The reader should be cautious about reading these Theodosian counter-letters as a principled Eastern counter-position to Roman authority. Theodosius is not opposing the Apostolic See; he is defending a council he believes was sound. But the question of what he actually believed — and how freely he was able to form that belief — is complicated by his court environment. The dominant figure at the Constantinople court in this period was Chrysaphius, the imperial chamberlain who had been the personal godson of Eutyches and who had been the primary architect of the Latrocinium. Chrysaphius had everything to lose from a reversal of Ephesus II and controlled much of what reached the emperor. Leo understood this, which is why he worked so persistently through Pulcheria as an alternative channel — she was orthodox, she had influence with her brother, and she was outside Chrysaphius’s orbit. What Theodosius was being told about the council’s proceedings, about Flavian’s guilt, and about Leo’s objections was being filtered through people with a strong interest in the Ephesine settlement standing. His letters are better read as the product of that environment than as a considered theological counter-claim. Chrysaphius, notably, was disgraced and executed shortly after Theodosius’s death, and the court environment that had sustained the Ephesine settlement collapsed with him — though the structural conditions that had made his influence possible would persist and deepen as Constantinople’s position as the center of imperial and commercial power grew.

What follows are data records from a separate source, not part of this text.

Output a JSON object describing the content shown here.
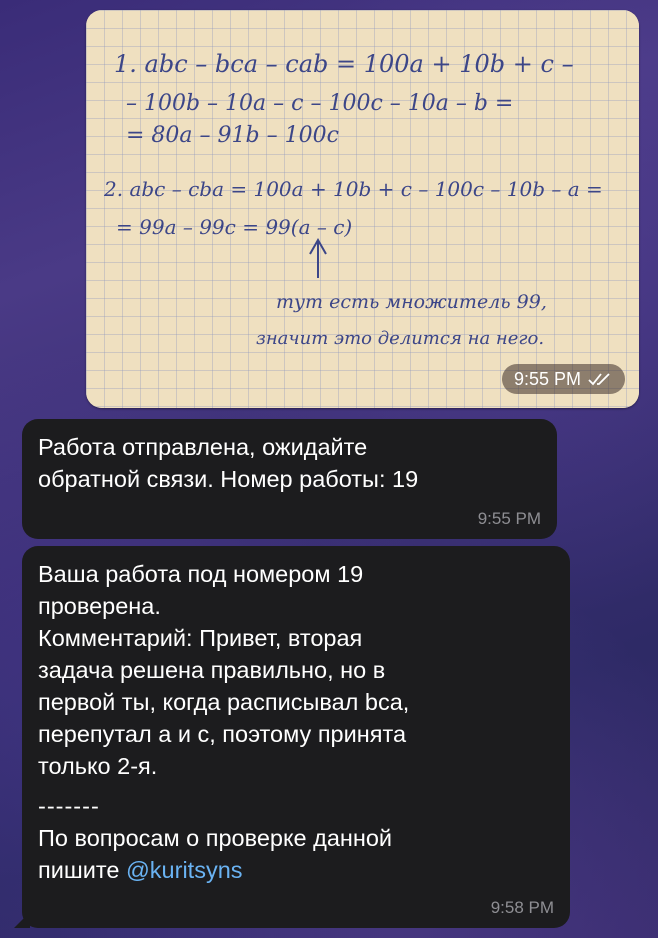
{
  "photo": {
    "handwriting": {
      "line1": "1.  abc – bca – cab = 100a + 10b + c –",
      "line2": "– 100b – 10a – c – 100c – 10a – b =",
      "line3": "= 80a – 91b – 100c",
      "line4": "2.  abc – cba = 100a + 10b + c – 100c – 10b – a =",
      "line5": "= 99a – 99c = 99(a – c)",
      "note1": "тут есть множитель 99,",
      "note2": "значит это делится на него."
    },
    "time": "9:55 PM"
  },
  "messages": [
    {
      "lines": [
        "Работа отправлена, ожидайте",
        "обратной связи. Номер работы: 19"
      ],
      "time": "9:55 PM"
    },
    {
      "lines": [
        "Ваша работа под номером 19",
        "проверена.",
        "Комментарий: Привет, вторая",
        "задача решена правильно, но в",
        "первой ты, когда расписывал bca,",
        "перепутал а и с, поэтому принята",
        "только 2-я."
      ],
      "separator": "-------",
      "footer_line1": "По вопросам о проверке данной",
      "footer_prefix": "пишите ",
      "mention": "@kuritsyns",
      "time": "9:58 PM"
    }
  ],
  "colors": {
    "bubble": "#1c1c1e",
    "time": "#8e8e93",
    "mention": "#6ab3f3",
    "handwriting_ink": "#3c4688"
  }
}
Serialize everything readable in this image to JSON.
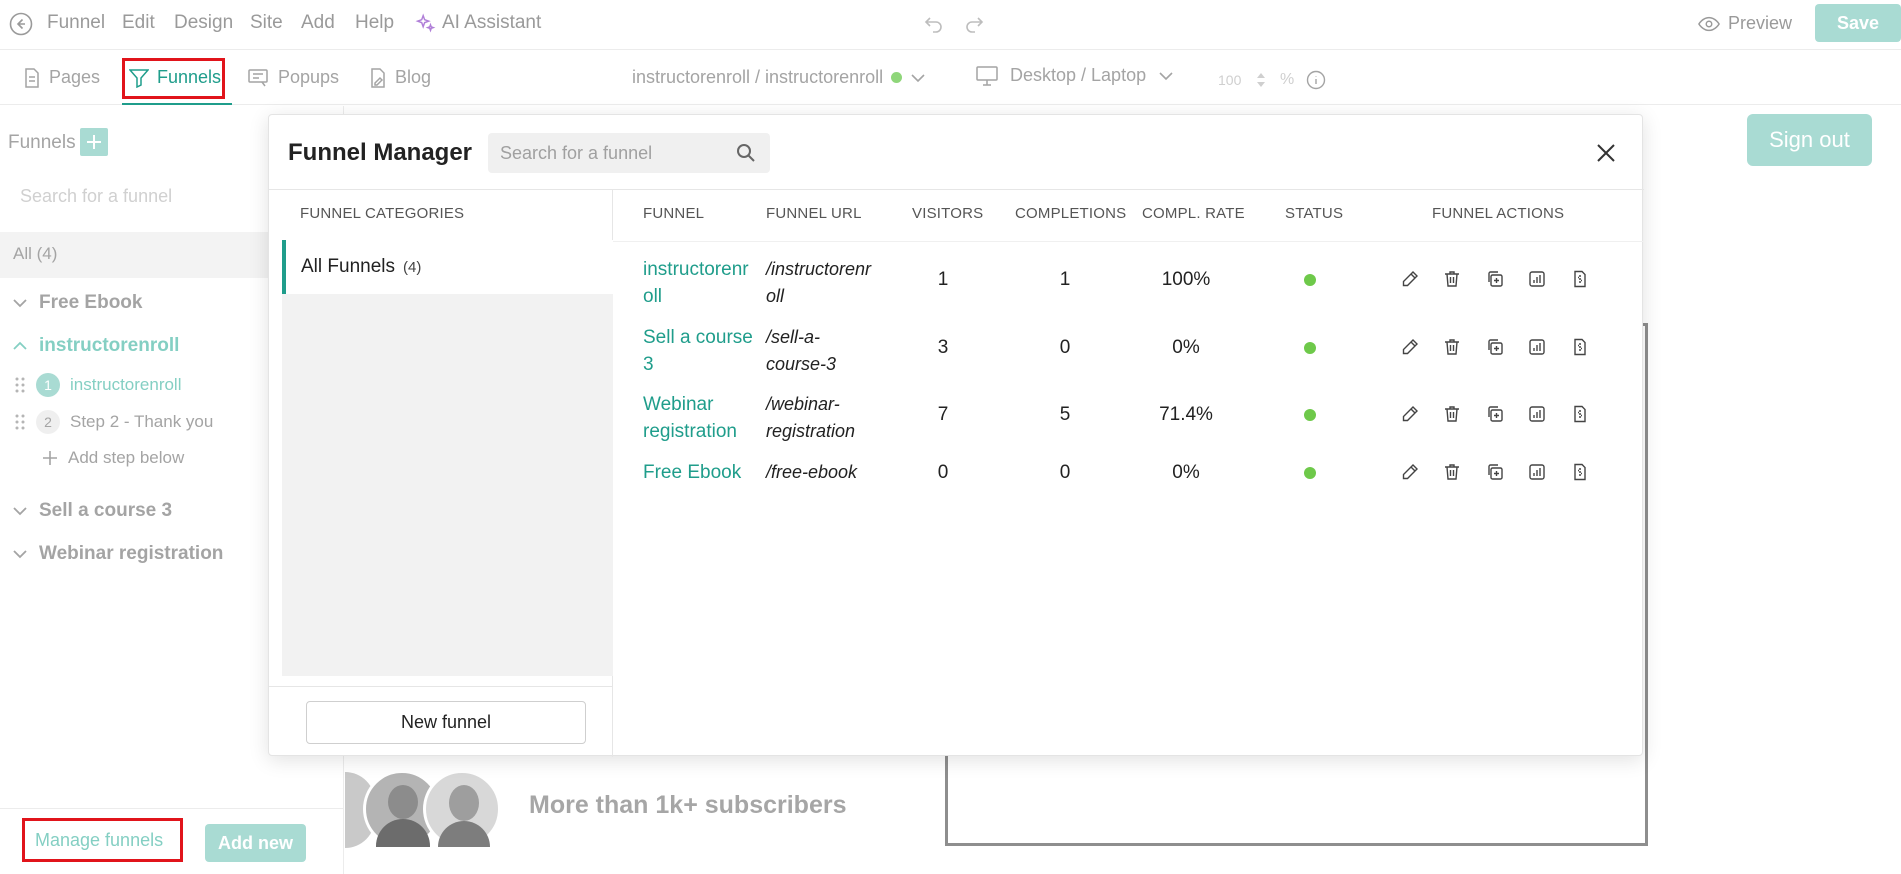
{
  "menu": {
    "items": [
      "Funnel",
      "Edit",
      "Design",
      "Site",
      "Add",
      "Help"
    ],
    "ai_assistant": "AI Assistant",
    "preview": "Preview",
    "save": "Save"
  },
  "tabs": {
    "pages": "Pages",
    "funnels": "Funnels",
    "popups": "Popups",
    "blog": "Blog"
  },
  "context": {
    "site_path": "instructorenroll / instructorenroll",
    "device": "Desktop / Laptop",
    "zoom_value": "100",
    "zoom_unit": "%"
  },
  "left_panel": {
    "title": "Funnels",
    "search_placeholder": "Search for a funnel",
    "all_filter": "All (4)",
    "groups": [
      {
        "name": "Free Ebook"
      },
      {
        "name": "instructorenroll"
      },
      {
        "name": "Sell a course 3"
      },
      {
        "name": "Webinar registration"
      }
    ],
    "steps": [
      {
        "num": "1",
        "label": "instructorenroll"
      },
      {
        "num": "2",
        "label": "Step 2 - Thank you"
      }
    ],
    "add_step": "Add step below",
    "manage_funnels": "Manage funnels",
    "add_new": "Add new"
  },
  "modal": {
    "title": "Funnel Manager",
    "search_placeholder": "Search for a funnel",
    "categories_header": "FUNNEL CATEGORIES",
    "category_all": "All Funnels",
    "category_count": "(4)",
    "new_funnel": "New funnel",
    "columns": {
      "funnel": "FUNNEL",
      "url": "FUNNEL URL",
      "visitors": "VISITORS",
      "completions": "COMPLETIONS",
      "rate": "COMPL. RATE",
      "status": "STATUS",
      "actions": "FUNNEL ACTIONS"
    },
    "rows": [
      {
        "name_l1": "instructorenr",
        "name_l2": "oll",
        "url_l1": "/instructorenr",
        "url_l2": "oll",
        "visitors": "1",
        "completions": "1",
        "rate": "100%"
      },
      {
        "name_l1": "Sell a course",
        "name_l2": "3",
        "url_l1": "/sell-a-",
        "url_l2": "course-3",
        "visitors": "3",
        "completions": "0",
        "rate": "0%"
      },
      {
        "name_l1": "Webinar",
        "name_l2": "registration",
        "url_l1": "/webinar-",
        "url_l2": "registration",
        "visitors": "7",
        "completions": "5",
        "rate": "71.4%"
      },
      {
        "name_l1": "Free Ebook",
        "name_l2": "",
        "url_l1": "/free-ebook",
        "url_l2": "",
        "visitors": "0",
        "completions": "0",
        "rate": "0%"
      }
    ]
  },
  "background": {
    "sign_out": "Sign out",
    "subscribers_text": "More than 1k+ subscribers"
  },
  "colors": {
    "accent": "#1f9d8b",
    "accent_faded": "#a9dbd3",
    "status_active": "#6ec94a",
    "highlight": "#e1141b"
  }
}
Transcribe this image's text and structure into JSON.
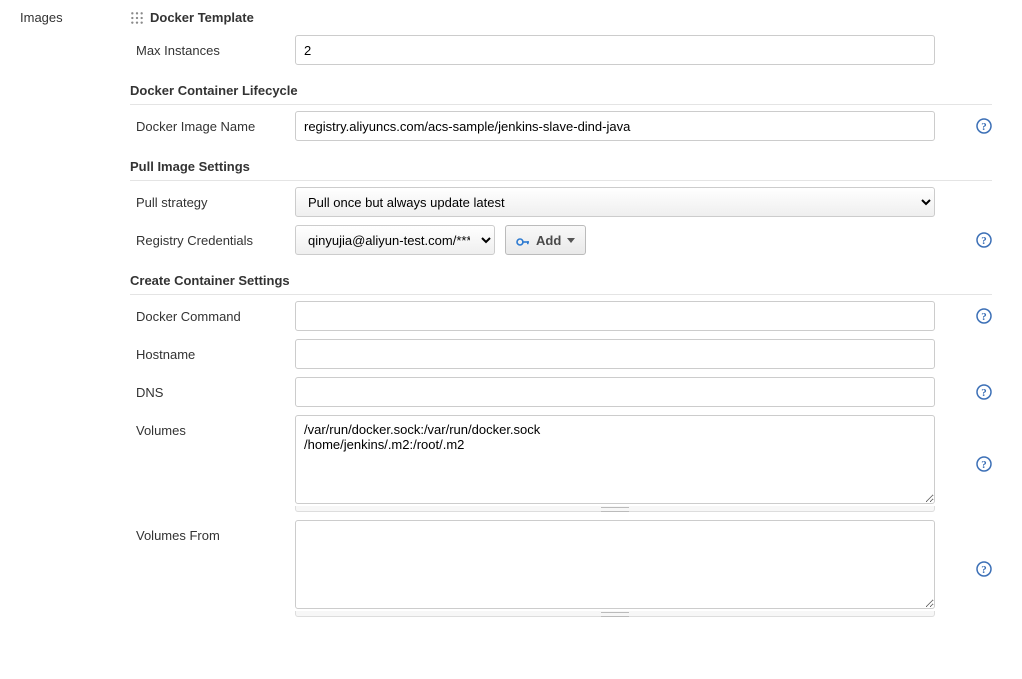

The Nicaea-and-Ephesus framing is worth noting. Theodosius places the two councils in direct parallel: the Fathers gathered at Nicaea under Constantine, and the Fathers gathered at Ephesus by his own command. By this framing, Ephesus II stands on the same footing as Nicaea — both are gatherings whose definitions constitute the authoritative articulation of the paternal faith. Leo’s position, by contrast, is that Ephesus II cannot stand alongside Nicaea precisely because its outcome contradicts what Nicaea’s faith requires. The dispute is not only about Flavian; it is about which institution — a properly convened council, or the Apostolic See’s judgment — has the final word when a council’s acts are contested. That question Chalcedon would answer, and it would do so in a way that vindicated Leo’s position — though the manner of that vindication is itself instructive: Leo ratified Chalcedon’s doctrinal definitions while nullifying its Canon 28 on Constantinople’s privileges, demonstrating that the Apostolic See’s ratification was a substantive act of judgment, not a ceremonial endorsement, and that a properly convened council and a properly ratified one are not automatically the same thing. Ephesus II lacked both. Chrysaphius, notably, was disgraced and executed shortly after Theodosius’s death, and the court environment that had sustained the Ephesine settlement collapsed with him.